Mi fido di Caleb, è il ragazzo più dolce che abbia mai conosciuto, sembra l’Abnegante perfetto e mi chiedo se deciderà di restare nella sua fazione o sarà così coraggioso da seguire la sua passione per la conoscenza.
Lascio che i ricordi mi cullino per tutto il viaggio fino alla scuola, unico luogo dove i ragazzi delle fazioni possono mischiarsi.
Mentre cammino per i corridoi della scuola mi chiedo se anche io avrò il coraggio di seguire la mia voce interiore o scapperò via, tornando a rifugiarmi nella mia sicura, anche se poco sopportabile, vecchia fazione.
Entro nell’aula di matematica avanzata e vedo Caleb, già seduto al suo posto, assorto nella lettura di un libro.
I suoi capelli e gli abiti sono perfetti, non una piega sulla giacca o sui pantaloni, nessun ciuffo ribelle, mentre io sembro appena uscita da una tempesta. I miei capelli, lisci e scuri, sono legati in una treccia ma ci sono ciuffi che spuntano ovunque e il mio vestito ha talmente tante pieghe che sembra stato appallottolato prima di essere indossato.
Mi avvicino a lui e appoggio i libri sul mio banco.
«Il grande giorno è arrivato.»
Lui solleva gli occhi dalla sua lettura e appena mi vede le sue labbra si allungano in un sorriso che farebbe impallidire quelli dei miei compagni di fazione.
«Ci siamo. Nervosa?»
«No, sono calmissima. Sono così rilassata che se mi sparano me ne accorgo domani.»
Scoppiamo entrambi a ridere e io inizio sentire la tensione allentarsi.
Il modo in cui Caleb mi guarda e il suo sorriso hanno qualcosa di magico, mi fanno sentire a mio agio e mi aiutano a tenere lontane le preoccupazioni.
Cerco di non pensare che le nostre scelte ci separeranno e che, molto probabilmente, non troverò mai più un amico come lui.
«È solamente un test.»
«Non è il test a spaventarmi, è quello che verrà dopo. La scelta.»
«Non devi aver paura, il test ti farà capire chi sei e cosa vuoi. Devi fidarti del test.»
Invidio la sua fede nella scienza, ma dentro di me sento che le cose non saranno affatto facili come lui crede.
Ho sedici anni e dovrò prendere una decisione che cambierà in modo irreversibile la mia vita e ad aiutarmi ci sarà solo un test.
Nessuno mi ha mai detto in cosa consiste, tutti l’hanno fatto, ma nessuno vuole rivelare di cosa si tratta.

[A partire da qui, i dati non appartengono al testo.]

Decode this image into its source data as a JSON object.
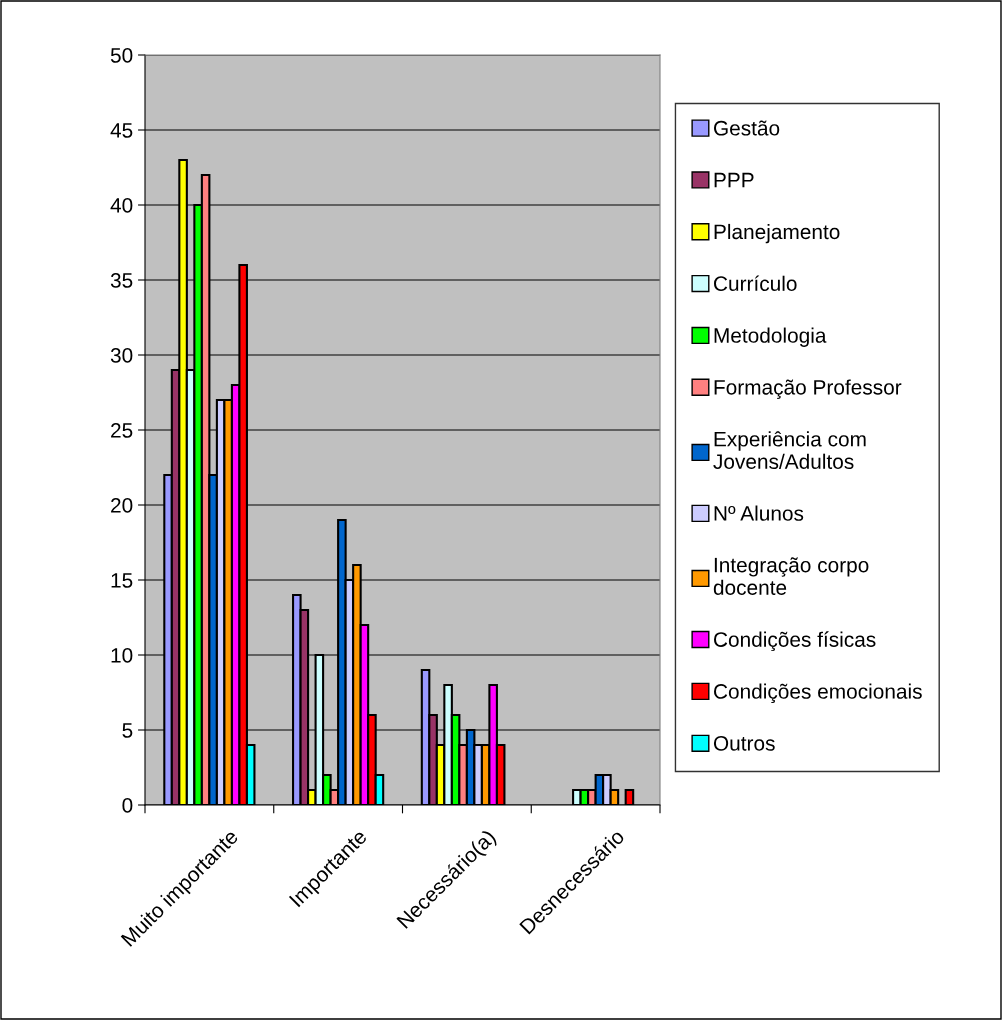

Come faccio ad avere fiducia in qualcosa che non conosco?
Johanna mi ha detto che il test mi aiuterà, ma che alla fine dovrò seguire la mia voce interiore, quindi potrebbe essere un test inutile e io mi ritroverei nelle stesse condizioni in cui sono ora: pericolosamente vicina al panico.
Guardo Caleb, è il ritratto della pace e della tranquillità. Vorrei essere come lui.